On pourrait craindre, à lire les lignes précédentes, un obstacle insurmontable qui serait celui de la « prise de tête », mot abominable aujourd’hui, traduisant la haine d’une génération de lecteurs décérébrés vis-à-vis du moindre effort mental. Mais tel n’est pas le cas, tant Nathanaël Fox entend nous promener plutôt que de nous semer dans des doutes hyperboliques. Son style efficace et pur, le tracé en grandes lignes dynamiques de l’histoire, la justesse des personnages, tout cela prouve que l’auteur maîtrise son art et sait nous entraîner dans une recherche infernale.

À l’opposé des polars dits intellectuels, laborieusement mis en œuvre par des spécialistes de la linguistique ou de la psychanalyse, qui sont prétextes à une vulgarisation plus ou moins réussie des concepts anthropologiques et des sciences humaines, il n’y a ici ni pédanterie ni forfaiture.
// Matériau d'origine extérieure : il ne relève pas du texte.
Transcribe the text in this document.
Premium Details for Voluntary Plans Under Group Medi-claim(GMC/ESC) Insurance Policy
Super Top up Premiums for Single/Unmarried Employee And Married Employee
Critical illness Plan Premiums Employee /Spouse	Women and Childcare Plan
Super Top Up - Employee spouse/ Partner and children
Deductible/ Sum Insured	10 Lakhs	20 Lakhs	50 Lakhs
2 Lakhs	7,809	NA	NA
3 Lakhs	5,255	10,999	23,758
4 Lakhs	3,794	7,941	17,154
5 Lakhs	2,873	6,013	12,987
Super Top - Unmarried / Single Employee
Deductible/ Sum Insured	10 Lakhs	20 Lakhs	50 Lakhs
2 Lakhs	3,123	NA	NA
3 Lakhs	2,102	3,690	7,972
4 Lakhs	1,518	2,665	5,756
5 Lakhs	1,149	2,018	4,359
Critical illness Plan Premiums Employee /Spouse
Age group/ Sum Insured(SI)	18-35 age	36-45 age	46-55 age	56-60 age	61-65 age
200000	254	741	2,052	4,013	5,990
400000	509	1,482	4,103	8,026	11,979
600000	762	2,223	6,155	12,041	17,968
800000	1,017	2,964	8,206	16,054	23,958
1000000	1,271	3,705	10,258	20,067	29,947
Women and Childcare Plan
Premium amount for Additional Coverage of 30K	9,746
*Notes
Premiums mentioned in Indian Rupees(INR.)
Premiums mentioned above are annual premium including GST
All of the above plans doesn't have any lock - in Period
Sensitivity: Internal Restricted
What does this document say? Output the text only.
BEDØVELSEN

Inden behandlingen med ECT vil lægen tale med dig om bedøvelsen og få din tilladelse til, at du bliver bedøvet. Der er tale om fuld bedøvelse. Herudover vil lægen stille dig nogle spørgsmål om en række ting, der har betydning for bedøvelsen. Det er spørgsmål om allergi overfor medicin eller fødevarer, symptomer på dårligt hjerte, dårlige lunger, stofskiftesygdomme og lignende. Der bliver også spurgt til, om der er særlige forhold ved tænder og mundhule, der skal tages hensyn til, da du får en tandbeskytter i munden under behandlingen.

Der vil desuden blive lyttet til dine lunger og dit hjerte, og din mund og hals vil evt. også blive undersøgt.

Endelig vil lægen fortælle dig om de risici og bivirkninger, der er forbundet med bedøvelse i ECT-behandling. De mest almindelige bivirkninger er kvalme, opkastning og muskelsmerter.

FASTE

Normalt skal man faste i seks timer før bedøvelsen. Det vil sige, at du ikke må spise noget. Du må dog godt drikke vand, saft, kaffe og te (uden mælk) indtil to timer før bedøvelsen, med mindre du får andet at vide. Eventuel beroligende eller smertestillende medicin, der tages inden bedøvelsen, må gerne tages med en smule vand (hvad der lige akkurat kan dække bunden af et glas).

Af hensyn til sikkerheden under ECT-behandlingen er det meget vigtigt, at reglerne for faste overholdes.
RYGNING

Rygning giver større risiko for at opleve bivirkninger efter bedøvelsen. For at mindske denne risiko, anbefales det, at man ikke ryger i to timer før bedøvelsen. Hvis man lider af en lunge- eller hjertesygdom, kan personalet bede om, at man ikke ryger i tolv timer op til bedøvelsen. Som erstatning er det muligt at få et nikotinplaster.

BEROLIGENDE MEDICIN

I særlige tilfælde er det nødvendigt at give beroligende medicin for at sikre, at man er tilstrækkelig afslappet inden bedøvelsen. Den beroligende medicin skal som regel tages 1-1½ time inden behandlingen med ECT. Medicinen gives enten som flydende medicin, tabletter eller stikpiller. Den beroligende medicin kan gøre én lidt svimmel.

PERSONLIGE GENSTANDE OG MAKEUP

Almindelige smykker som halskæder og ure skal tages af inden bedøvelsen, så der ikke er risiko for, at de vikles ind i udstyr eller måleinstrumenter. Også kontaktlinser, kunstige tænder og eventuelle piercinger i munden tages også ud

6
Nous sommes bien dans un roman d’investigation dont Fox respecte soigneusement les règles du genre, en partant d’une intrigue minimaliste et logique : Richard Killroy s’inquiète du comportement et des fréquentations de son fils David. En effet, depuis qu’il a rejoint un groupe de tagueurs, les HMJ, dont l’un des membres a été tué de manière mystérieuse, David s’absente de longues nuits et cultive le mystère. Avec l’aide d’un improbable commissaire Merle, débonnaire et esthète, et de Gina, son ex-épouse, Killroy part à la recherche de David, sans savoir vraiment où le mènent ses pas.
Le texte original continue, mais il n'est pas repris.